Acute teratoid rhabdoid tumor
What are the symptoms of a rhabdoid tumor?
The symptoms depend on the location of the tumor and the age of the child. The following are the most common symptoms of a rhabdoid tumor; however each child may experience symptoms differently. Common symptoms may include:
- seizures - can be the only presenting sign for supratentorial lesions
- hydrocephalus - enlargement of the skull and pressure on the brain
- raised intracranial pressure - the tumor blocks the normal flow of cerebrospinal fluid and the tumor causes increased production of fluid, resulting in headaches, morning vomiting, lethargy, and disturbances in walking
- enlarged head size or fontanels (the soft "spot" that occurs before the bones in the head become solid) in infants
Due to the aggressiveness of these tumors, the duration of symptoms before coming to medical attention is relatively short.

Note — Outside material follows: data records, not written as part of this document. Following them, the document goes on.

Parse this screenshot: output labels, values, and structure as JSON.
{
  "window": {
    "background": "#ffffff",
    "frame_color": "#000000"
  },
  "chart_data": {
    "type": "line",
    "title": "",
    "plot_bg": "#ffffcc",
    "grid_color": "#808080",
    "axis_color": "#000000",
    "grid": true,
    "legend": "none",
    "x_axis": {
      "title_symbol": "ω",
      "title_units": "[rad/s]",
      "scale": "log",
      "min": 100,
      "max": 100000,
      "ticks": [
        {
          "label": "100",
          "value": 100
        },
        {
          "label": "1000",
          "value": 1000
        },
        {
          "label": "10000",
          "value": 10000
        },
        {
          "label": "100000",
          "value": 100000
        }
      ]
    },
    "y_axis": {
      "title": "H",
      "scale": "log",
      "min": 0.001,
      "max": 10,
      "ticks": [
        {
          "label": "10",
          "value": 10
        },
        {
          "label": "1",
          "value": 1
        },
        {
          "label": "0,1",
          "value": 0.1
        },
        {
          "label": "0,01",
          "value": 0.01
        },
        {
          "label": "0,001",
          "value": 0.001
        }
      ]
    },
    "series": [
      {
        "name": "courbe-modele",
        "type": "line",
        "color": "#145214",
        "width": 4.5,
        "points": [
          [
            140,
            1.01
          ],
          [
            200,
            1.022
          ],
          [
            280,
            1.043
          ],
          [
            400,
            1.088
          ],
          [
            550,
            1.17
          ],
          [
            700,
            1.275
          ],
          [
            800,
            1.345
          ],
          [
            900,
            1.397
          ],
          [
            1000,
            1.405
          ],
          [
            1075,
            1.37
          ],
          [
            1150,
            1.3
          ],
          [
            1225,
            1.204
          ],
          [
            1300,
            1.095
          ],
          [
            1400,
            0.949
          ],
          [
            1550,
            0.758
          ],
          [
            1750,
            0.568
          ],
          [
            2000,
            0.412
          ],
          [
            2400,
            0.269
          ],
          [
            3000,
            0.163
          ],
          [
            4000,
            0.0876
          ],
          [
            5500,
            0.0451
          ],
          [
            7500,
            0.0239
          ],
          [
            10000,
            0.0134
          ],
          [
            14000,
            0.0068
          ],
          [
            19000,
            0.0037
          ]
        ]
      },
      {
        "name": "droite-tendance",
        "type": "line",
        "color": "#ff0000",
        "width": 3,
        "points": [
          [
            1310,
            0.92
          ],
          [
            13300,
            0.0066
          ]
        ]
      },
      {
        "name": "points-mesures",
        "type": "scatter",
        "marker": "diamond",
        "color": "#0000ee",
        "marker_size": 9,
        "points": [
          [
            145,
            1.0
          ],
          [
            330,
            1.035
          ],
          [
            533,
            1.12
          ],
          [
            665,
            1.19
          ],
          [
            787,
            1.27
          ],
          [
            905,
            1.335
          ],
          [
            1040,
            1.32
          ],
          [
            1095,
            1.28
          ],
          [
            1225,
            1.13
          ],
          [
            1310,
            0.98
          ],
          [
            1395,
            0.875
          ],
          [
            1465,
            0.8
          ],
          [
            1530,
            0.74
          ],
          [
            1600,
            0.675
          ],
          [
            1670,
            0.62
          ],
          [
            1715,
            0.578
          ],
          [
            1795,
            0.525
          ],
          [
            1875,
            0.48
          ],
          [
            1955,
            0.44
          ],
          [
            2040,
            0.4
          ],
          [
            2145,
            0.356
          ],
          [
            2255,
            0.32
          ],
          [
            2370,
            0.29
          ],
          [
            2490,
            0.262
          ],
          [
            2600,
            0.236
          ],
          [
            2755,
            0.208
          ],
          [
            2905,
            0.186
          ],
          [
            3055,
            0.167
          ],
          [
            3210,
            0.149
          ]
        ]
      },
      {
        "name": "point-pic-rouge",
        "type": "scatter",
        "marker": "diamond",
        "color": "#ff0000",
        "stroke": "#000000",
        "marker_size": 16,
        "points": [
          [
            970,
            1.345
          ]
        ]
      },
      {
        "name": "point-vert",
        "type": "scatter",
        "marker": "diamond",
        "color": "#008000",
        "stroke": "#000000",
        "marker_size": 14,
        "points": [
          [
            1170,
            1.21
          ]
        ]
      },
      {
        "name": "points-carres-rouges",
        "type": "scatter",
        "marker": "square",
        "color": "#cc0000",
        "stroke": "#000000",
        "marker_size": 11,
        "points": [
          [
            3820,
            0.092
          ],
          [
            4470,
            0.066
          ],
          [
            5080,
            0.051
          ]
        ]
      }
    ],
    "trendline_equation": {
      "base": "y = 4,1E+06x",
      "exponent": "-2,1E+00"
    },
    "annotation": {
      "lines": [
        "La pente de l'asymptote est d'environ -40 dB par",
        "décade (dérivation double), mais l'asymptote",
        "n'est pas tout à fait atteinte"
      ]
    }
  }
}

The symptoms of a brain tumor may resemble other conditions or medical problems. Always consult your child's physician for a diagnosis.

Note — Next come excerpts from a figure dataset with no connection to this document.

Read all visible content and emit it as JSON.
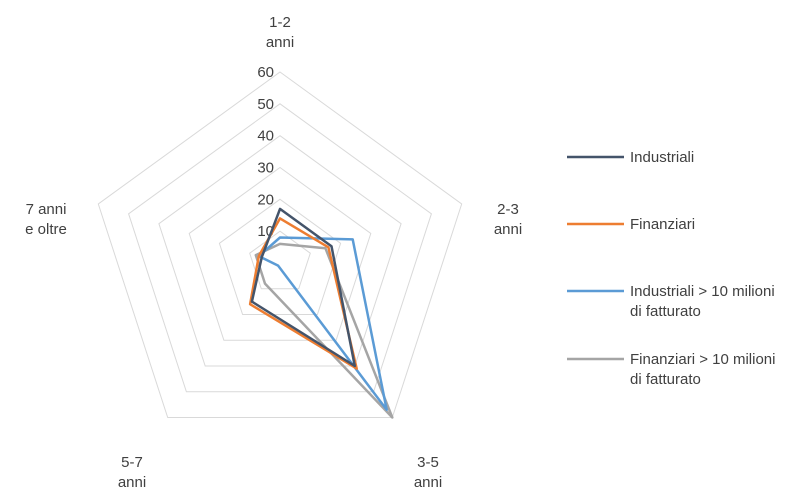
{
  "chart_data": {
    "type": "radar",
    "title": "",
    "categories": [
      [
        "1-2",
        "anni"
      ],
      [
        "2-3",
        "anni"
      ],
      [
        "3-5",
        "anni"
      ],
      [
        "5-7",
        "anni"
      ],
      [
        "7 anni",
        "e oltre"
      ]
    ],
    "rlim": [
      0,
      60
    ],
    "ticks": [
      "10",
      "20",
      "30",
      "40",
      "50",
      "60"
    ],
    "tick_values": [
      10,
      20,
      30,
      40,
      50,
      60
    ],
    "grid": true,
    "legend_position": "right",
    "series": [
      {
        "name": [
          "Industriali"
        ],
        "color": "#44546a",
        "values": [
          17,
          17,
          40,
          15,
          6
        ]
      },
      {
        "name": [
          "Finanziari"
        ],
        "color": "#ed7d31",
        "values": [
          14,
          16,
          41,
          16,
          7
        ]
      },
      {
        "name": [
          "Industriali > 10 milioni",
          "di fatturato"
        ],
        "color": "#5b9bd5",
        "values": [
          8,
          24,
          57,
          1,
          7
        ]
      },
      {
        "name": [
          "Finanziari > 10 milioni",
          "di fatturato"
        ],
        "color": "#a5a5a5",
        "values": [
          6,
          15,
          60,
          8,
          8
        ]
      }
    ]
  }
}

How are rhabdoid tumors classified?
Rhabdoid tumors are considered mesenchymal nonmeningothelial tumors within the WHO classification. These tumors are distinct from rhabdomyosarcomas. Immunohistochemical staining shows positivity for vimentin, cytokeratin, and epithelial membrane antigen. Neural markers are variably present. A characteristic cytogenetic abnormality has been identified, the deletion of 22q (22q11) which can aid in differentiating these tumors from other poorly differentiated malignant brain tumors.